Skulptur des Monats Dezember 2023

von Johannes Jäger

Weihrelief an Osiris mit kniendem Pharao (Sethos I.?)

Der ägyptische Pharao opfert dem Gott Osiris

Inv. 12/95, Weihrelief an Osiris mit kniendem Pharao (Sethos I.?)

Das Relief war ursprünglich an dem Türsturz eines Tempels angebracht. Gefunden wurde es in Abydos in Mittelägypten, im Heiligtum des Gottes Osiris. Es ist als ein Tiefrelief angelegt, die Figuren und Schriftzeichen wurden in den Stein vertieft eingefügt.

Die Szene zeigt den ägyptischen Pharao Sethos I. (1290 bis 1279 v.Chr.), der vor dem thronenden Gott Osiris kniet und ihm zwei Ölgefäße darreicht.
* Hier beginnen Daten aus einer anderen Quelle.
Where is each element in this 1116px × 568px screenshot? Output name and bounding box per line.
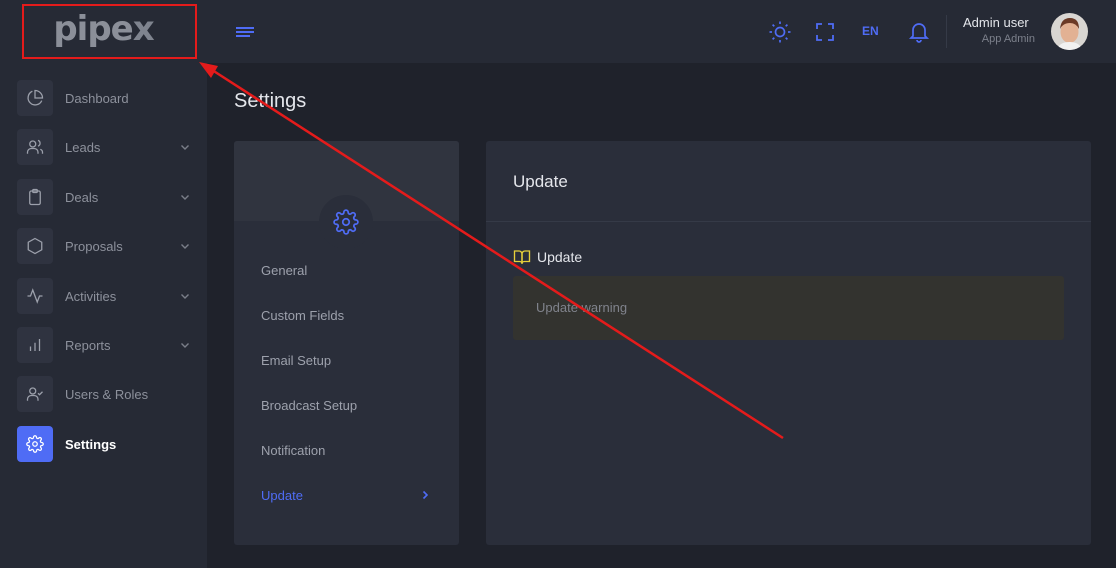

Zwischen Pharao und Gott stehen zwei Opfertische, auf denen Pflanzen liegen. Auch sie sind Opfergaben an den Gott. Die Namen des knieenden Pharaos Sethos stehen in Hieroglyphen – eingebunden in zwei sog. Kartuschen – direkt vor der Stirn und über den Händen: Es sind sein Thronname als Pharao und sein Geburtsname.
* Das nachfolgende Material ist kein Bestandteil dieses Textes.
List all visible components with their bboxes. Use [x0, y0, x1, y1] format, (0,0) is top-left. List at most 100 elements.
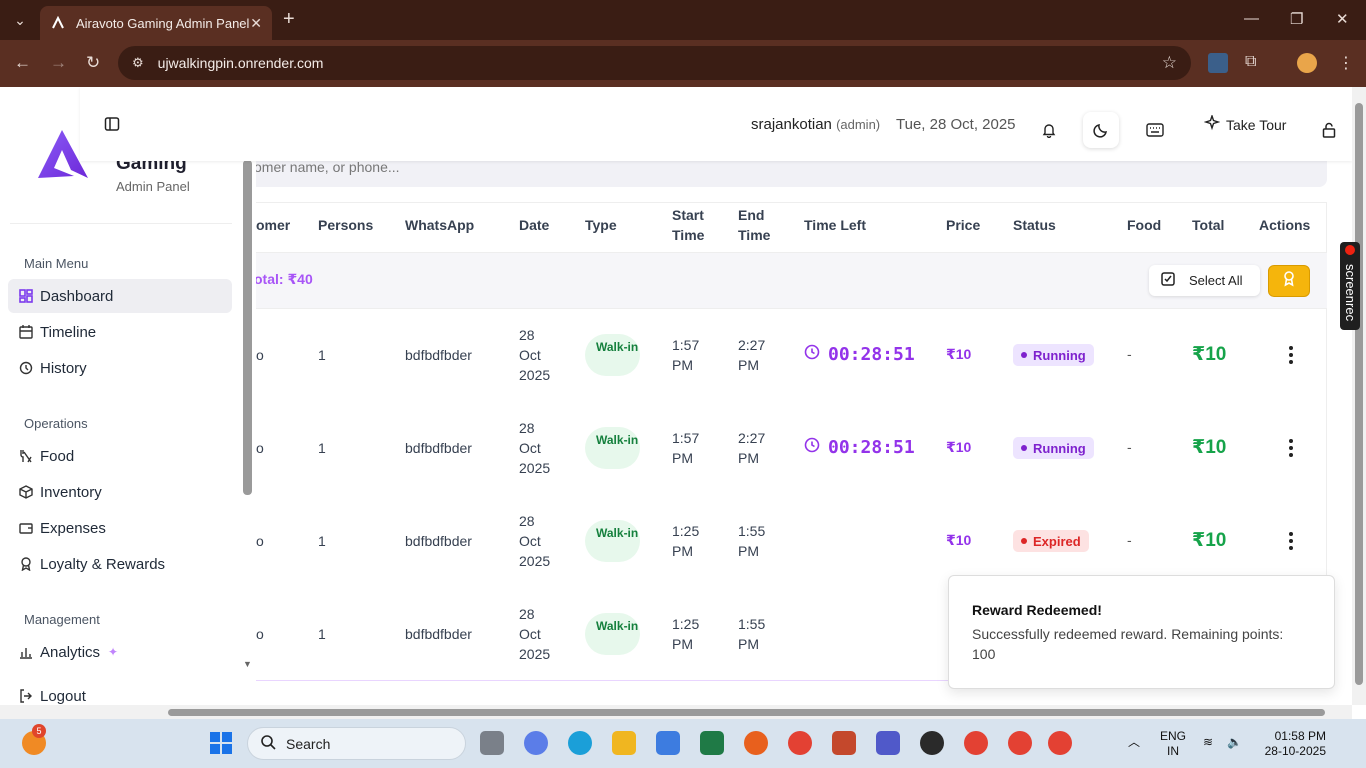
redeem-reward-button[interactable]	[1268, 265, 1310, 297]
dark-mode-moon-icon[interactable]	[1083, 112, 1119, 148]
top-header: srajankotian (admin) Tue, 28 Oct, 2025 T…	[80, 87, 1352, 161]
close-tab-icon[interactable]: ✕	[250, 15, 262, 32]
lock-icon[interactable]	[1311, 112, 1347, 148]
teams-icon[interactable]	[876, 731, 900, 755]
tab-search-button[interactable]: ⌄	[8, 8, 32, 32]
cell-food: -	[1127, 346, 1132, 362]
sidebar-item-dashboard[interactable]: Dashboard	[8, 279, 232, 313]
sidebar-item-analytics[interactable]: Analytics ✦	[8, 635, 232, 669]
scrollbar-thumb[interactable]	[168, 709, 1325, 716]
sidebar-item-label: Expenses	[40, 519, 106, 537]
extension-icon[interactable]	[1208, 53, 1228, 73]
page-vertical-scrollbar[interactable]	[1352, 87, 1366, 705]
select-all-button[interactable]: Select All	[1149, 265, 1260, 296]
type-badge: Walk-in	[585, 613, 640, 655]
forward-arrow-icon[interactable]: →	[50, 53, 67, 73]
reload-icon[interactable]: ↻	[86, 53, 100, 73]
screenrec-widget[interactable]: screenrec	[1340, 242, 1360, 330]
chrome-other-profile-icon[interactable]	[1048, 731, 1072, 755]
address-toolbar: ← → ↻ ⚙ ujwalkingpin.onrender.com ☆ ⧉ ⋮	[0, 40, 1366, 87]
cell-food: -	[1127, 439, 1132, 455]
volume-icon[interactable]: 🔈	[1227, 735, 1242, 750]
profile-avatar[interactable]	[1297, 53, 1317, 73]
sidebar-item-label: Loyalty & Rewards	[40, 555, 166, 573]
url-bar[interactable]: ⚙ ujwalkingpin.onrender.com ☆	[118, 46, 1191, 80]
sidebar-item-label: History	[40, 359, 87, 377]
sidebar-scrollbar[interactable]	[243, 160, 252, 495]
status-label: Expired	[1033, 533, 1081, 549]
sidebar-item-inventory[interactable]: Inventory	[8, 475, 232, 509]
new-tab-button[interactable]: +	[283, 9, 295, 29]
sidebar-item-logout[interactable]: Logout	[8, 679, 232, 705]
column-header-status: Status	[1013, 217, 1056, 233]
clock-date: 28-10-2025	[1264, 744, 1326, 758]
cell-persons: 1	[318, 440, 326, 456]
cell-persons: 1	[318, 533, 326, 549]
speedtest-icon[interactable]	[920, 731, 944, 755]
row-actions-menu-icon[interactable]	[1286, 531, 1296, 551]
sparkle-icon: ✦	[108, 645, 119, 659]
search-input[interactable]: omer name, or phone...	[256, 159, 400, 175]
chrome-profile-icon[interactable]	[964, 731, 988, 755]
clock[interactable]: 01:58 PM 28-10-2025	[1258, 729, 1326, 759]
sidebar-item-loyalty-rewards[interactable]: Loyalty & Rewards	[8, 547, 232, 581]
chrome-icon[interactable]	[788, 731, 812, 755]
task-view-icon[interactable]	[480, 731, 504, 755]
edge-icon[interactable]	[568, 731, 592, 755]
restore-icon[interactable]: ❐	[1290, 10, 1303, 28]
bookmark-star-icon[interactable]: ☆	[1162, 53, 1177, 73]
keyboard-icon[interactable]	[1137, 112, 1173, 148]
cell-whatsapp: bdfbdfbder	[405, 347, 472, 363]
cell-end-time: 1:55 PM	[738, 616, 766, 652]
column-header-end-time: End Time	[738, 207, 771, 243]
back-arrow-icon[interactable]: ←	[14, 53, 31, 73]
sidebar-item-food[interactable]: Food	[8, 439, 232, 473]
sidebar-item-history[interactable]: History	[8, 351, 232, 385]
brand-subtitle: Admin Panel	[116, 179, 190, 194]
username: srajankotian	[751, 116, 832, 133]
sidebar-item-expenses[interactable]: Expenses	[8, 511, 232, 545]
cell-customer: o	[256, 626, 264, 642]
row-actions-menu-icon[interactable]	[1286, 438, 1296, 458]
browser-tab[interactable]: Airavoto Gaming Admin Panel ✕	[40, 6, 272, 40]
puzzle-icon[interactable]: ⧉	[1245, 53, 1265, 73]
take-tour-button[interactable]: Take Tour	[1203, 113, 1286, 134]
taskbar-search[interactable]: Search	[247, 727, 466, 760]
cell-persons: 1	[318, 626, 326, 642]
language-indicator[interactable]: ENG IN	[1160, 729, 1186, 759]
file-explorer-icon[interactable]	[612, 731, 636, 755]
windows-start-icon[interactable]	[209, 731, 233, 755]
sidebar-toggle-icon[interactable]	[104, 116, 120, 137]
calendar-icon	[18, 324, 34, 340]
column-header-type: Type	[585, 217, 617, 233]
excel-icon[interactable]	[700, 731, 724, 755]
scrollbar-thumb[interactable]	[1355, 103, 1363, 685]
firefox-icon[interactable]	[744, 731, 768, 755]
group-total: otal: ₹40	[256, 271, 313, 287]
cell-date: 28 Oct 2025	[519, 327, 551, 383]
page-favicon-icon	[50, 15, 66, 31]
bell-icon[interactable]	[1031, 112, 1067, 148]
show-hidden-icons-chevron-icon[interactable]: ︿	[1128, 735, 1140, 750]
time-left-value: 00:28:51	[828, 437, 915, 458]
row-actions-menu-icon[interactable]	[1286, 345, 1296, 365]
chart-icon	[18, 644, 34, 660]
page-horizontal-scrollbar[interactable]	[0, 705, 1352, 719]
award-icon	[1282, 270, 1296, 292]
close-window-icon[interactable]: ✕	[1336, 10, 1349, 28]
type-badge: Walk-in	[585, 334, 640, 376]
browser-menu-icon[interactable]: ⋮	[1338, 53, 1358, 73]
status-dot	[1021, 352, 1027, 358]
wifi-icon[interactable]: ≋	[1203, 735, 1213, 750]
copilot-icon[interactable]	[524, 731, 548, 755]
current-date: Tue, 28 Oct, 2025	[896, 116, 1016, 133]
sidebar-item-timeline[interactable]: Timeline	[8, 315, 232, 349]
powerpoint-icon[interactable]	[832, 731, 856, 755]
dashboard-icon	[18, 288, 34, 304]
scroll-down-arrow-icon[interactable]: ▼	[243, 659, 252, 669]
store-icon[interactable]	[656, 731, 680, 755]
site-info-icon[interactable]: ⚙	[132, 55, 144, 71]
minimize-icon[interactable]: —	[1244, 10, 1259, 27]
section-title-management: Management	[24, 612, 100, 627]
chrome-active-icon[interactable]	[1008, 731, 1032, 755]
Die hier dargestellte Kulthandlung – und auch das Bild selbst – dienen der Ehrung und Stärkung des Gottes Osiris. Dieser wehrt im Gegenzug Unheil vom König, vom Staat und vom Volk ab, bringt Lebenskraft und erhält das kosmische Gleichgewicht. Der Pharao ist zugleich der oberste Priester des Gottes. Er kommt hier im Bild seinen Amtspflichten nach. Bild und Schrift haben nach altägyptischem Verständnis auch eine Magische Wirkung. Die abgebildete Kulthandlung verstärkt die reale Kulthandlung durch den Pharao.


Bild und Schrift

Auf dem Relief ist eine bildliche Szene dargestellt, die durch Schrift in Form der Hieroglyphen ergänzt und erläutert wird. Wie in kaum einer anderen Kultur sind im alten Ägypten Bild und Schrift miteinander verbunden.

Entscheidend für das Verständnis der altägyptischen Kultur war daher die Entzifferung der Hieroglyphen. Es war maßgeblich der französische Forscher Jean-François Champollion, dem hier im Jahre 1822 der Durchbruch gelang. Möglich war dies durch die Entdeckung des sog. Rosetta-Steins während der Expedition Napoleons in Ägypten. Dabei handelt es sich um eine Gesetzestafel, die unter den Nachfolgern Alexanders des Großen, der griechischen Dynastie der Ptolemäer, in Ägypten aufgestellt worden war. Auftraggeber war Ptolemaios V. (reg. 205-180 v. Chr.).  Der Text ist hier dreifach wiedergegeben und zwar in drei verschiedenen Schriftsystemen: In Hieroglypenschrift, in demotischer Schrift (die späteste Form der auf den Hieroglyphen basierenden Schnellschrift) und auf Griechisch. Das gut bekannte Griechisch war der Schlüssel für die Übersetzung auch der anderen Schriften.

Inv. 91/3, Stein von Rosetta

Hieroglyphen können sowohl von rechts nach links als auch von links nach rechts oder von oben nach unten geschrieben sein. Die jeweilige Schreibrichtung (rechts/links) erkennt man an der Ausrichtung aller Zeichen auf den Zeilenanfang. So blicken beispielsweise alle Tiere, Menschen oder Götter (als Schriftzeichen) nach rechts, wenn von rechts aus geschrieben wurde. Wurde jedoch von links geschrieben so wurden auch alle Zeichen gespiegelt wiedergegeben.

Das Hieroglyphische ist – mit wenigen Ausnahmen – eine Konsonantenschrift. Auch wenn ein Zeichen für ein ganzes Wort stehen kann, so geben die Hieroglyphen meist eine Abfolge von Konsonanten wieder. Vor Champollion vermutete man, es handele sich um eine reine Bilderschrift, in der jedes Bild für ein Wort steht.

Da den Hieroglyphen die Vokale fehlen, war die Schrift komplex und sicher nicht jedem gleichermaßen zugänglich. Es war die Schrift und Sprache königlicher Beamter und einer Priesterelite. Die Ägyper selbst nannten die Hieroglyphen „göttliche Worte“.